Oddly, both perspectives have created something of a seductive power over me. How so?
First, with a budget set for a specific group of application subscriptions, I feel I’ve gained a degree of control over how many apps I can afford to use, and how many apps– Mac, iPhone, iPad, Watch, or Apple TV– I should even try in the first place.
That consideration saves me time that would otherwise be devoted to trying out all kinds of third party applications.
Second, since time has become a factor when dealing with apps, I’m not trying as many apps as I once did, but also I’m not using as many apps as I did just a year ago, and that means productivity on the applications I use– built-in, free, single price, or subscription– has improved notably.
It took an hour or so of digging around old receipts to determine a valid justification for application subscriptions.
I spend less money now that I did a year ago because now– thanks to higher app prices and the growing subscription model trend– I don’t try apps on a whim, or try apps based on a third party review recommendation.

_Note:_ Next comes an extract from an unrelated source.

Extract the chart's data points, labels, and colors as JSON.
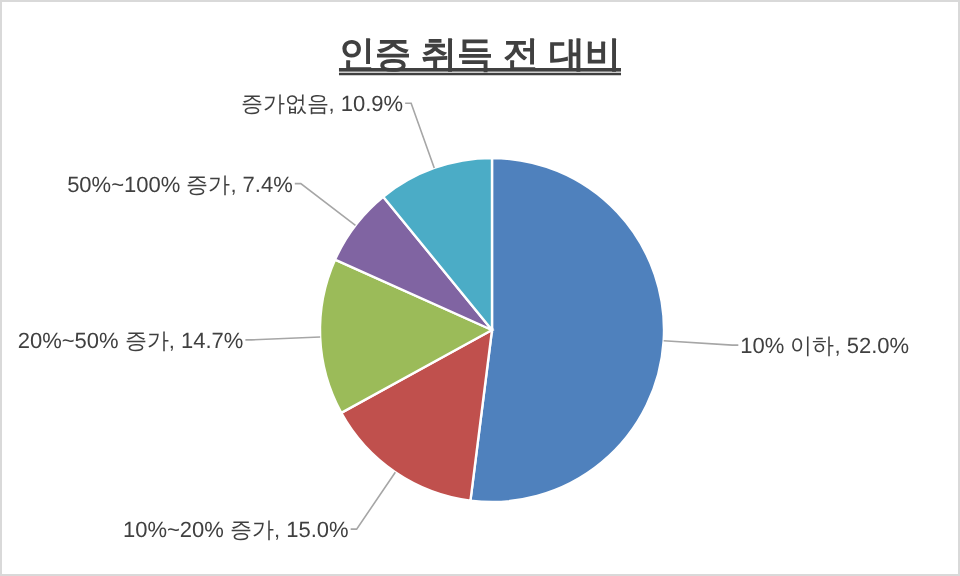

That kind of power over time and effort can be seductive, and seems almost opposite what I first expected the subscription app trend to bring. I though I would spend less on third party apps, and while that’s true, the added benefit is fewer applications to try; that saves time and money, and helps to improve what I know and can use from the apps I have already.

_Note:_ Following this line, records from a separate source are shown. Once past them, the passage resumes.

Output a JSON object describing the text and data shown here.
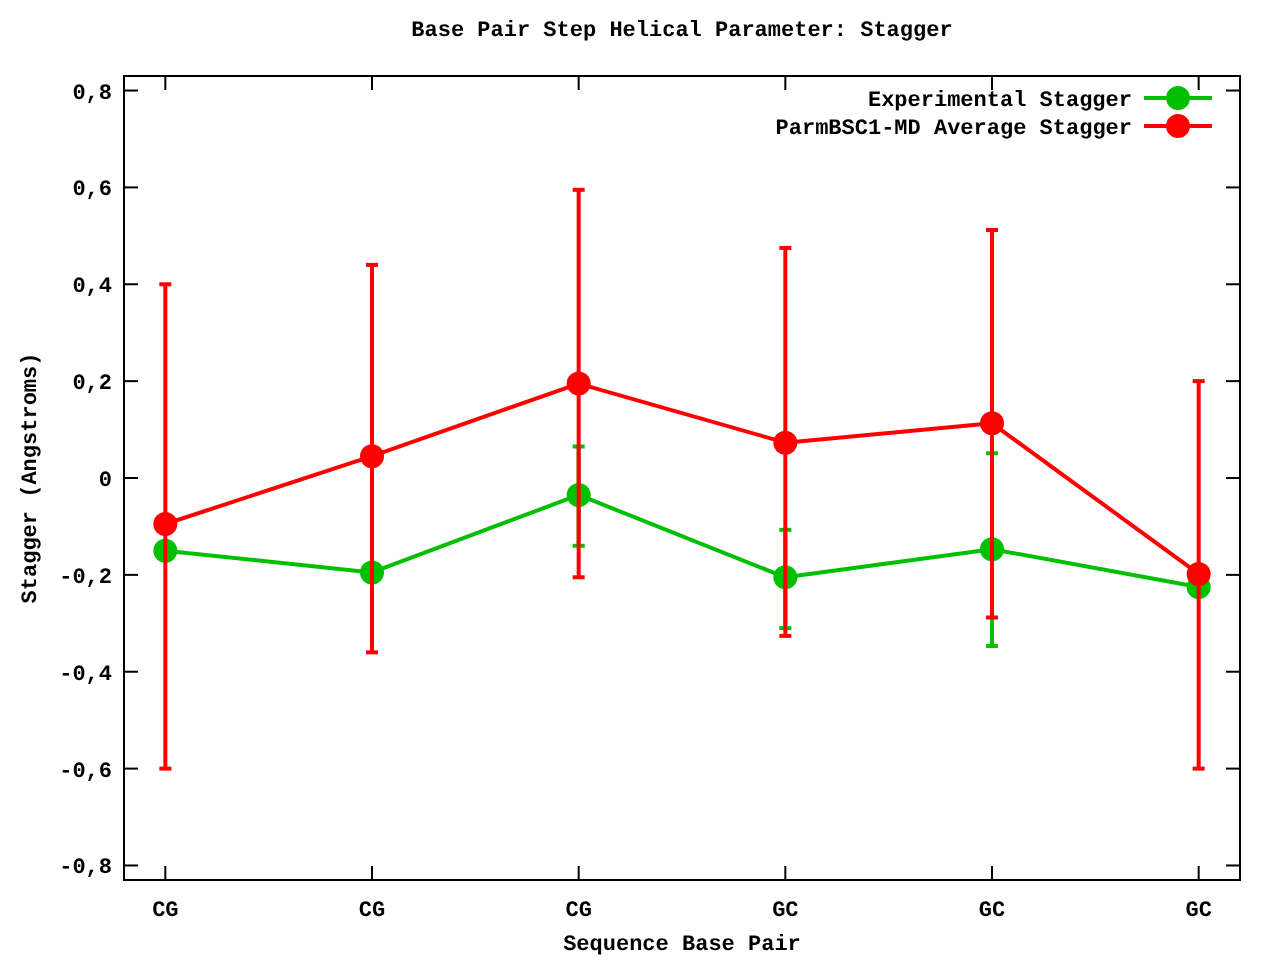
{
  "chart_data": {
    "type": "line",
    "title": "Base Pair Step Helical Parameter: Stagger",
    "xlabel": "Sequence Base Pair",
    "ylabel": "Stagger (Angstroms)",
    "categories": [
      "CG",
      "CG",
      "CG",
      "GC",
      "GC",
      "GC"
    ],
    "series": [
      {
        "name": "Experimental Stagger",
        "color": "#00c000",
        "values": [
          -0.15,
          -0.195,
          -0.035,
          -0.205,
          -0.147,
          -0.225
        ],
        "errors": [
          null,
          null,
          [
            -0.14,
            0.065
          ],
          [
            -0.31,
            -0.107
          ],
          [
            -0.347,
            0.051
          ],
          null
        ]
      },
      {
        "name": "ParmBSC1-MD Average Stagger",
        "color": "#ff0000",
        "values": [
          -0.095,
          0.045,
          0.195,
          0.073,
          0.113,
          -0.198
        ],
        "errors": [
          [
            -0.6,
            0.4
          ],
          [
            -0.36,
            0.44
          ],
          [
            -0.205,
            0.595
          ],
          [
            -0.326,
            0.475
          ],
          [
            -0.288,
            0.512
          ],
          [
            -0.6,
            0.2
          ]
        ]
      }
    ],
    "ylim": [
      -0.83,
      0.83
    ],
    "yticks": [
      {
        "value": -0.8,
        "label": "-0,8"
      },
      {
        "value": -0.6,
        "label": "-0,6"
      },
      {
        "value": -0.4,
        "label": "-0,4"
      },
      {
        "value": -0.2,
        "label": "-0,2"
      },
      0,
      {
        "value": 0.2,
        "label": "0,2"
      },
      {
        "value": 0.4,
        "label": "0,4"
      },
      {
        "value": 0.6,
        "label": "0,6"
      },
      {
        "value": 0.8,
        "label": "0,8"
      }
    ],
    "legend": "top right",
    "marker": "circle",
    "line_style": "solid",
    "grid": false
  }
}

I paid for it. I’m paying for it. I damn well better figure out how to get the most from every application I use.
Now, if I could just find a really good replacement for Adobe’s Fireworks.
The much beloved and cherished app will die with the next version of macOS, due late this summer, and though I’ve tried a dozen replacements, none fill the bill.
Fireworks was never part of Adobe’s subscription model with Creative Cloud, but it will be missed.